After lab 7 and 8 - linkedlist, I found a basic technique of using recursion and coding recursion when needed. That is, to follow the basic format of recursion. I use my own sort of algorithm for recursion.
1. Identification
- Recursive structures are fairly easy to identify, sub-problems have the same structure as the overall great problem. So this was quite simple (Examples are fractals or Trees)
2. Coding recursion using the basic idea of:
a) Base case - this line will do something for the base case (summing the lowest leaves of a Tree)
b) Recursive call - This line will make the recursive call if the current arguments are not the base case
3. Believe - I find that the leap of faith is very important. There is no need to trace every recursive call - it is simply annoying and can lead to mistakes. Just take in mind that your base case code will handle the smallest problem, and your identification in step 1 + recursive call in 2b) will handle the rest because if you correctly performed step 1 then your recursive call will work. Every recursive call is the same even if the arguments change because that is what recursion is all about. Using the solution of the smallest problem to solve the biggest problem because they are essentially the same problem.

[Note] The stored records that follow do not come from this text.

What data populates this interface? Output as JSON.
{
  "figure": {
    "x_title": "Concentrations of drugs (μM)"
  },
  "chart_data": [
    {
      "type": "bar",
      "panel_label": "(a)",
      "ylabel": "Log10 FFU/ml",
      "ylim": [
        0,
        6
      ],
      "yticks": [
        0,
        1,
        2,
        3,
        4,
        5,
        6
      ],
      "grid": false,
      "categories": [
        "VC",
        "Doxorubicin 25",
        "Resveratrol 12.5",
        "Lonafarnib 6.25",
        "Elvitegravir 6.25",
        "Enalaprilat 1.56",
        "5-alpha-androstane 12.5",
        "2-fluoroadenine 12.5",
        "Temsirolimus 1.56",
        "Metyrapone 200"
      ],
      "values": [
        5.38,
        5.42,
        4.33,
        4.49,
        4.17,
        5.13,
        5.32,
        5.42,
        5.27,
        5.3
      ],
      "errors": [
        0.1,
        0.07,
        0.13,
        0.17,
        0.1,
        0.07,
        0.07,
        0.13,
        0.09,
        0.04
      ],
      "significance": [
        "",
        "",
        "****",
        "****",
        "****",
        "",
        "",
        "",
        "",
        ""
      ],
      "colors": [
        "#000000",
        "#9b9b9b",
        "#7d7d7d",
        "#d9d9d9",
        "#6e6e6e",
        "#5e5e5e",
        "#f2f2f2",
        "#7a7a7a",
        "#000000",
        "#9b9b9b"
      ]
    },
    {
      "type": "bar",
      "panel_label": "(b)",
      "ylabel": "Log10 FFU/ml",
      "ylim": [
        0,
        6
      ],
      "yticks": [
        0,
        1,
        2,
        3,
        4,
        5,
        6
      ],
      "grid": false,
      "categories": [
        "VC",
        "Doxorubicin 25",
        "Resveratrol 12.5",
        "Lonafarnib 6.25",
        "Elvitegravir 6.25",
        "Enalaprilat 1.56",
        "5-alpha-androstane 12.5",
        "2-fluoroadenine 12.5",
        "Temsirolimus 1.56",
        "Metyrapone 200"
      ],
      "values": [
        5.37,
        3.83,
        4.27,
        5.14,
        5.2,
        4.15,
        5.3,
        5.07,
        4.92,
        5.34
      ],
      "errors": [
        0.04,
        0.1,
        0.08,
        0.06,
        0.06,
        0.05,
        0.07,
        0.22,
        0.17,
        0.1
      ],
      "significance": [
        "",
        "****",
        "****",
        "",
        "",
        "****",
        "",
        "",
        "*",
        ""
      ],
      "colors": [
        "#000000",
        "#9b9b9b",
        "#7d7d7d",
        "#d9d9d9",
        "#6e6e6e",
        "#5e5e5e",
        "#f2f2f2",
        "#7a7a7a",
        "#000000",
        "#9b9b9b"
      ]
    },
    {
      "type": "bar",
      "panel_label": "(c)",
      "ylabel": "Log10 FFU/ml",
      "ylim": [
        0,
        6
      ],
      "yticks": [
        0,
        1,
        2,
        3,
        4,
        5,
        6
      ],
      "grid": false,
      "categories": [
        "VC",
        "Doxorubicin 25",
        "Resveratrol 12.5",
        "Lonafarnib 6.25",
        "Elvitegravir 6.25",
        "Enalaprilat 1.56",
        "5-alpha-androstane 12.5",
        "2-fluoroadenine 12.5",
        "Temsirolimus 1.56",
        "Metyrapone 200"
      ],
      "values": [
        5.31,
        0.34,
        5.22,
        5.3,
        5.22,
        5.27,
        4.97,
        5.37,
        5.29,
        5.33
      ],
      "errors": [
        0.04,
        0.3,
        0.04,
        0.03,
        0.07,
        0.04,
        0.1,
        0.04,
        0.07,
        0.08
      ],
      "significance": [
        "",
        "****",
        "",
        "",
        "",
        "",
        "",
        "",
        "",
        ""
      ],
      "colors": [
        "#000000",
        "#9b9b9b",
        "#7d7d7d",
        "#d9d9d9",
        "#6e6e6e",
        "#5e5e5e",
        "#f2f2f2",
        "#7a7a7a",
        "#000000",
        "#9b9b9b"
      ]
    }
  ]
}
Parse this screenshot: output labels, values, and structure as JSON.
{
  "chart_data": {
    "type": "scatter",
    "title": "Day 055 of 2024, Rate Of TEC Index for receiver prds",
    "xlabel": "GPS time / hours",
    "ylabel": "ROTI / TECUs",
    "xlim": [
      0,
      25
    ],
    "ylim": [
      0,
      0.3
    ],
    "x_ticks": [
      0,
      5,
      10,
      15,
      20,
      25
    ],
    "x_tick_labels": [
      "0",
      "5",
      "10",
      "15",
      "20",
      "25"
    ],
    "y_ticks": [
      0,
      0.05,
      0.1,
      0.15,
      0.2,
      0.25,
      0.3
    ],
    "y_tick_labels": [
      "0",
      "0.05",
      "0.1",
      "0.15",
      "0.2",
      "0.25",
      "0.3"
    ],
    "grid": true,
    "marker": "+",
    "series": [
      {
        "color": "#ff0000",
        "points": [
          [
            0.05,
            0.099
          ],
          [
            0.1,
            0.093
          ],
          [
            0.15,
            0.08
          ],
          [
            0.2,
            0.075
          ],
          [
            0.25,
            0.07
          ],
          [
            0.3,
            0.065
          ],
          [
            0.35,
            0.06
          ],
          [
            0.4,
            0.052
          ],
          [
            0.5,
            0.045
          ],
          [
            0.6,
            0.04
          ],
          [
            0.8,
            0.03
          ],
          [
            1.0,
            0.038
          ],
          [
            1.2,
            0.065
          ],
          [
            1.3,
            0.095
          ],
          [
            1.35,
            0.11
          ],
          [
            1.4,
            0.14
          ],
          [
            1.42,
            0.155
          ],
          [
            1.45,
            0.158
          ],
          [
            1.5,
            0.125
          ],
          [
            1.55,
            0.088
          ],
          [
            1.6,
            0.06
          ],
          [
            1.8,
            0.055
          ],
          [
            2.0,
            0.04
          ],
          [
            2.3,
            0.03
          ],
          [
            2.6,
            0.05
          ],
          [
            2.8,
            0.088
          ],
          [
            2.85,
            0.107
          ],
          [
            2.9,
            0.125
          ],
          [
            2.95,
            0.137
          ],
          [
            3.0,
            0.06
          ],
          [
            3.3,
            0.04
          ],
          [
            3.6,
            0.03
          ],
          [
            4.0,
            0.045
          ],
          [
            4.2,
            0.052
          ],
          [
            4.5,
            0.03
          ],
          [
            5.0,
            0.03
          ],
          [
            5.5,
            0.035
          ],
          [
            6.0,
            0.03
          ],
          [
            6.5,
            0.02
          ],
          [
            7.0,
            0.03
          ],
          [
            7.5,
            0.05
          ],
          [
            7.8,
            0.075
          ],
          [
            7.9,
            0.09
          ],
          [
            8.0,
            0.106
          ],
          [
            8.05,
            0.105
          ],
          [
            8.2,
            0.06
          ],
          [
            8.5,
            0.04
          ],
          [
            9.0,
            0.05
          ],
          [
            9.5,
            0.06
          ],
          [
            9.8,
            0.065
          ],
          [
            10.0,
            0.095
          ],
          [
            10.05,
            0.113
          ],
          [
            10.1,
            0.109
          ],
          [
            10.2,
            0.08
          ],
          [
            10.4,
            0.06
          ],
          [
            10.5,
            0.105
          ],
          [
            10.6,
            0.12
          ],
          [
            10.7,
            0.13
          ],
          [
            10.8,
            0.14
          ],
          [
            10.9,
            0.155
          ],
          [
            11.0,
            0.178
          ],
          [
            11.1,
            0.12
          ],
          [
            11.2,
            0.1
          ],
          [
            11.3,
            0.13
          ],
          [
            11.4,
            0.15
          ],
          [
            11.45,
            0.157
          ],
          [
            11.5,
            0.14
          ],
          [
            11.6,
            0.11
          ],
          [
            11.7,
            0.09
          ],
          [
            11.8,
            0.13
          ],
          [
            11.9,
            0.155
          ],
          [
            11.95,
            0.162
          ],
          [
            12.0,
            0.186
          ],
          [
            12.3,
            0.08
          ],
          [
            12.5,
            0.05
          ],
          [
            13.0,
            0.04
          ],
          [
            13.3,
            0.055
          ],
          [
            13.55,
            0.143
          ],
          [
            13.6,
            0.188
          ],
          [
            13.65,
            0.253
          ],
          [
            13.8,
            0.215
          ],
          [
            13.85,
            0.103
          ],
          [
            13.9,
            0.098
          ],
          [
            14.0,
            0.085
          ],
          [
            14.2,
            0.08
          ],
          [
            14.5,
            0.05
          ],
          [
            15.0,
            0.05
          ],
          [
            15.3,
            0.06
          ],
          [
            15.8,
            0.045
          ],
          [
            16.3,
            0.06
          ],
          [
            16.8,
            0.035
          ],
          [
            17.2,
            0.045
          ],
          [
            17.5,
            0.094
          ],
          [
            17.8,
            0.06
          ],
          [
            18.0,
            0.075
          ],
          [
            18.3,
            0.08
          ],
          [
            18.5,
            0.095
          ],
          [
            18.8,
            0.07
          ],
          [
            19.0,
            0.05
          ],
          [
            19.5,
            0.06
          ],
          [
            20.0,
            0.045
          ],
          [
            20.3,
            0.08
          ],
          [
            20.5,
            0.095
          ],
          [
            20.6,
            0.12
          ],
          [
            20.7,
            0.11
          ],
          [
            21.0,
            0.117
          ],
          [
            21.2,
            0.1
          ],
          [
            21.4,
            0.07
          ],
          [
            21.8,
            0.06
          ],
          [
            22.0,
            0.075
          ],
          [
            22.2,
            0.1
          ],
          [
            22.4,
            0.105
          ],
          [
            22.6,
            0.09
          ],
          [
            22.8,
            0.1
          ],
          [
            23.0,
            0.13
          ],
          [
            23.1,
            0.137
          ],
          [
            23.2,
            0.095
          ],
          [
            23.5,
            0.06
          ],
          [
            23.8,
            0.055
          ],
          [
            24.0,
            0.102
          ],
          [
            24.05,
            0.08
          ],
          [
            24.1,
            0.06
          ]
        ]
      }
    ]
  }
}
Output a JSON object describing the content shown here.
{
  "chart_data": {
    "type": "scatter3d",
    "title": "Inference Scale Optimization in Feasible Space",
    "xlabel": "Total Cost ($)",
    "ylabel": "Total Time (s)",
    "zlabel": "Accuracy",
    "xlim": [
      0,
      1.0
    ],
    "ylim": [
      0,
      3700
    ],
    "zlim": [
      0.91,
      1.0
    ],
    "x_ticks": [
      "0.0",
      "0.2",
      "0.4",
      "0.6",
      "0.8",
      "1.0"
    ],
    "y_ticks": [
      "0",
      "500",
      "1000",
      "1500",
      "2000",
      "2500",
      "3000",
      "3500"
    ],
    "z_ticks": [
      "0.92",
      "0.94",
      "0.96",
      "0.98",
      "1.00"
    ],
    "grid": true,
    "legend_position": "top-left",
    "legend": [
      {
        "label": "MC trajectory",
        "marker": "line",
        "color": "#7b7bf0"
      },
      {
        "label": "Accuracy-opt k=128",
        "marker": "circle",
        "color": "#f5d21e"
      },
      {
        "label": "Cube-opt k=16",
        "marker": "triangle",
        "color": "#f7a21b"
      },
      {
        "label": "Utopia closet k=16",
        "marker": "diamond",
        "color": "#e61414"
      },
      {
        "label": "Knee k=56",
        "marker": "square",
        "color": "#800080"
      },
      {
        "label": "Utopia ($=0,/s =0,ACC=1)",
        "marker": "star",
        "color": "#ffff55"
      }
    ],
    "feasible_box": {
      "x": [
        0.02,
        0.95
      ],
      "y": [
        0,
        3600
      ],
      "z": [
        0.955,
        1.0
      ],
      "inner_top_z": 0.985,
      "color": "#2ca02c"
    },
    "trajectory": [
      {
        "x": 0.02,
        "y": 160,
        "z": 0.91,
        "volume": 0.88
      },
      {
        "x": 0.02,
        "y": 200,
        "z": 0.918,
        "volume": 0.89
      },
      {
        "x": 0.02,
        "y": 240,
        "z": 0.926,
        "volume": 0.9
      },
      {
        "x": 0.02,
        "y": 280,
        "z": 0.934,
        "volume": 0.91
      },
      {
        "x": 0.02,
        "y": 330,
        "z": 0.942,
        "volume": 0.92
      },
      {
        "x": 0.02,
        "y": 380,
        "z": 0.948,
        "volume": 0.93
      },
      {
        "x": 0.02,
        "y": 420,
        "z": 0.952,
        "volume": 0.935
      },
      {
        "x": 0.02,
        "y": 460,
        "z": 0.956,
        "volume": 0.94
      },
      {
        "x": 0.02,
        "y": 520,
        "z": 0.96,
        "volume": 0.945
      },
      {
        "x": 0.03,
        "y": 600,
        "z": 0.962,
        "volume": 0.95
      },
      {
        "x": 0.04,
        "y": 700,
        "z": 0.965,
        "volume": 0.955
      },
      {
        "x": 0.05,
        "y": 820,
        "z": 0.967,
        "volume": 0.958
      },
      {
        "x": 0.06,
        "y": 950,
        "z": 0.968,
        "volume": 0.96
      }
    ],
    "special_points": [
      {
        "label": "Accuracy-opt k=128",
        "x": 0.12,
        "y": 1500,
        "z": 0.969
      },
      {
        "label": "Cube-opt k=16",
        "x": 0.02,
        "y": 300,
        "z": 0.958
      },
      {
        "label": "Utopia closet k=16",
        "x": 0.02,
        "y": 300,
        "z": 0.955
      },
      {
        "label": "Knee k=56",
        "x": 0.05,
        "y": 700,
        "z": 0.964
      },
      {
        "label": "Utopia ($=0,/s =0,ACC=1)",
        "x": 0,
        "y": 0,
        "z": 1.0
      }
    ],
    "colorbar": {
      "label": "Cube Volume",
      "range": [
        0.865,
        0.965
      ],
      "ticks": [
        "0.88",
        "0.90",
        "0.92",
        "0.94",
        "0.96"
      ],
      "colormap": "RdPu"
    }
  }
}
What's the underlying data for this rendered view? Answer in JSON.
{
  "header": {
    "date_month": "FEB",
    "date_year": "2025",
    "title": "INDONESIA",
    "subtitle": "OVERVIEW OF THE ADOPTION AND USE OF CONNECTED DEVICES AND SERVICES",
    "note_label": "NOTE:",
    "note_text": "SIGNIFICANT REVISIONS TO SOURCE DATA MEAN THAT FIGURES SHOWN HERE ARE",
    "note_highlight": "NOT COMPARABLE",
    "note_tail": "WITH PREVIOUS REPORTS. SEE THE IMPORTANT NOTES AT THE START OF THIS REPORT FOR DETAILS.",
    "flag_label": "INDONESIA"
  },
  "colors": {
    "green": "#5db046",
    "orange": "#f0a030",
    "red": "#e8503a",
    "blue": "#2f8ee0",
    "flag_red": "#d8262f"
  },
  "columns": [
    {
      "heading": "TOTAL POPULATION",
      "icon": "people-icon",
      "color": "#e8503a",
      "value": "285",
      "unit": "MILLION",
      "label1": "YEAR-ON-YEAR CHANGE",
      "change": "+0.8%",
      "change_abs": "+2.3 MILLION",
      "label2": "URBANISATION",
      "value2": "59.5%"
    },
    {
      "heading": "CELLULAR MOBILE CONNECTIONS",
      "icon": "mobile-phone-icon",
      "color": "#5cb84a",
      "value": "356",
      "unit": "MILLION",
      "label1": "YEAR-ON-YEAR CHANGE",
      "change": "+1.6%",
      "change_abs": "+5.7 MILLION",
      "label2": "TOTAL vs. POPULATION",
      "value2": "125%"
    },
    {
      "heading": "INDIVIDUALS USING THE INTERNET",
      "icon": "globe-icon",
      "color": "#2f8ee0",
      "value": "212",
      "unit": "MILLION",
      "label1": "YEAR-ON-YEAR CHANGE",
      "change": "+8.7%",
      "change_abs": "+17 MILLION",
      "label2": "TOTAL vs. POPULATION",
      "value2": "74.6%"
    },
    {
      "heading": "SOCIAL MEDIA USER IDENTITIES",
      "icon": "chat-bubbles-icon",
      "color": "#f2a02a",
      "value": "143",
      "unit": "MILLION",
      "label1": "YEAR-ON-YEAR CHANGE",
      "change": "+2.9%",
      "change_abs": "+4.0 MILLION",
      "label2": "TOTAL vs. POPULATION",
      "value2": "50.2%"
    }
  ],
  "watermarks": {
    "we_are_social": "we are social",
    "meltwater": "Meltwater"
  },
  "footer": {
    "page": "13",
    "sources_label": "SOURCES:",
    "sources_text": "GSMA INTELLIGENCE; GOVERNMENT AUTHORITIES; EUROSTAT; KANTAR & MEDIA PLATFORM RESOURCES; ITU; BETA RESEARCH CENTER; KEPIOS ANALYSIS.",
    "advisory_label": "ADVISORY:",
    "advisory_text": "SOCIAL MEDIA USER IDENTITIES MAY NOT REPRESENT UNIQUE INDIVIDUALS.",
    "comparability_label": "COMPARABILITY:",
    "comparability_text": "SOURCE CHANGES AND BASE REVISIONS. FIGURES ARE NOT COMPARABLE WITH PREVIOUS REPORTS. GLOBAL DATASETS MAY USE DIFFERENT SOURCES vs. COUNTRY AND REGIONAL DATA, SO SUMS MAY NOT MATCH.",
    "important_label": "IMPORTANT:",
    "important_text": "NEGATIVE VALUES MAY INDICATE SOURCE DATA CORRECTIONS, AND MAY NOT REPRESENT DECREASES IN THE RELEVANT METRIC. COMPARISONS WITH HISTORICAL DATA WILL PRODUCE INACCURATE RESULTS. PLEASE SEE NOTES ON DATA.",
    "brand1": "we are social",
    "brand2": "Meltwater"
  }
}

Recursion is a brilliant idea and it makes coding incredibly efficient. I have often wondered what makes computers incredibly efficient at performing tasks that humans find incredibly difficult. Now I believe I have found one piece that explains the differences between humans and computers. Computers are exceptional at performing the same task over and over again with no mistakes, while humans are not. However, humans are able to adapt different strategies for different problems. In real life, no situation is the same, and thus we will rarely find recursive structures in nature. However, when we categorize the world and store its information into data that have the same structure, computers can use recursion to complete these repetitive, long tasks.

Monday 20 January 2014

Week 3: Objective Oriented Programming

Week 3 has been quite fun.
Objective oriented programming makes me feel as if programming became a lot more realistic tool for me.
Compared to 108, I just realized that object oriented programming is what really allow us to code complicated programs and tools. Understanding it is quite difficult at first. In my first lab, my partner and I both had trouble understanding how objects really work, but once we got through the first barrier, the rest of object programming, methods, attributes and etc, all came really easy. Essentially once the concept was grasped, the rest was really simple.

Overall I am quite confident thus far. I am hoping to really apply what I am learning to code something that I can possibly use in real life. Compared to other classes, this is probably the most fun class. I am not only learning concepts, I am applying them in ways I like to solve problems. This course really takes the load of other courses where it is essentially memorization.

Hopefully the next few weeks are equally exciting!